Senate body says over 51% residences for federal govt employees in Karachi are illegally occupied.

Security personnel collect evidence at the site of a bomb blast in a flat in Karachi on July 20, 2013. PHOTO: AFP

KARACHI:


A Senate panel on housing and works on Monday lifted the lid on the rampant misuse of government-owned residential quarters and flats and their illegal occupation by an assortment of criminals and land mafia members.


The Senate’s standing committee claimed that these dwellings had “become hatcheries of criminal activities” and that law enforcement agencies had failed to take action against them.

“More than 51% flats and houses for federal government employees in the city are illegally occupied. Not only the relatives of retired employees, but also land mafia and criminals, who have full backing of influential people, have occupied the flats and land allotted in residential schemes,” said Barrister Usman Ibrahim, the junior minister for housing and works.




He was speaking to media after a meeting chaired by Awami National Party’s (ANP) Senator Shahi Syed.  “We have knocked the doors of the superior judiciary and despite our repeat requests the police and Rangers have failed to get the properties vacated,” he said. According to the minister of state, some criminals arrested by police had disclosed they used government flats as a safe haven for their heinous crimes.

During the meeting, officials of housing and works department informed that 7,782 flats were built for federal government employees out of which 51% (3,350 flats) were illegally occupied.

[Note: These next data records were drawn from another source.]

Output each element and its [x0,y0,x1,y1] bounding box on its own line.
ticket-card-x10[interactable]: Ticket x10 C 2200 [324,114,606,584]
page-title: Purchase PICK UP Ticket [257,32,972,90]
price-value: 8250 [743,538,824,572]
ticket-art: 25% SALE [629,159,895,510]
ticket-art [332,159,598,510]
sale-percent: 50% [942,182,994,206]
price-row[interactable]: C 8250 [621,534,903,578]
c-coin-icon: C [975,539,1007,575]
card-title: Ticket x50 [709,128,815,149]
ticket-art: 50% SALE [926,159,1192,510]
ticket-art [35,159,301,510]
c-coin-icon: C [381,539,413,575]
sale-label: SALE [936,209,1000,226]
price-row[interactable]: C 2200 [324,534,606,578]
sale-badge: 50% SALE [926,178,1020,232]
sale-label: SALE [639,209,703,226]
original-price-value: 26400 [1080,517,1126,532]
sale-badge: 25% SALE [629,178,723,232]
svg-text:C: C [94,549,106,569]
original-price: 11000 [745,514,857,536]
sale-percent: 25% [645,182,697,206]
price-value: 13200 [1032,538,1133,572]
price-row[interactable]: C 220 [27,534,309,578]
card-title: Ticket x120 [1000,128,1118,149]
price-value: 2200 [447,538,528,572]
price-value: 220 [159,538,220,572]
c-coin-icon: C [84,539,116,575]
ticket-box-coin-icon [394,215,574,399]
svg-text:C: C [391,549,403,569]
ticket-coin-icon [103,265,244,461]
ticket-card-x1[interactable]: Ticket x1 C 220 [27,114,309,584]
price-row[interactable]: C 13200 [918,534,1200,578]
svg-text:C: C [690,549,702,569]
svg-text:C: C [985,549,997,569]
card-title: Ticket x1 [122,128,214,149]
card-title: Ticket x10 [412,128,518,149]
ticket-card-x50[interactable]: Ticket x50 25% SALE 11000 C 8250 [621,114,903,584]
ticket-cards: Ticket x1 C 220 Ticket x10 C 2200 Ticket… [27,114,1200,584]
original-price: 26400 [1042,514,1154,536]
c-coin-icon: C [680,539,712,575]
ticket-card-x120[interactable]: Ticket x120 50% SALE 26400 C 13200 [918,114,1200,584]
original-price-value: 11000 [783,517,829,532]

“For federal government employees, the Sindh government allotted 60 acre land, which is now under the control of land mafia,” he said. Some two decades ago, he said, the federal government had launched many residential schemes, which could not be developed due to encroachments.

Talking about the illegal occupants, Ibrahim said many of the residences were occupied by the third and fourth generation of retired employees, who were originally allotted the place. “A few of them retired about 35 years back, but their families are unwilling to leave the place,” he said.

Published in The Express Tribune, March 18th, 2014.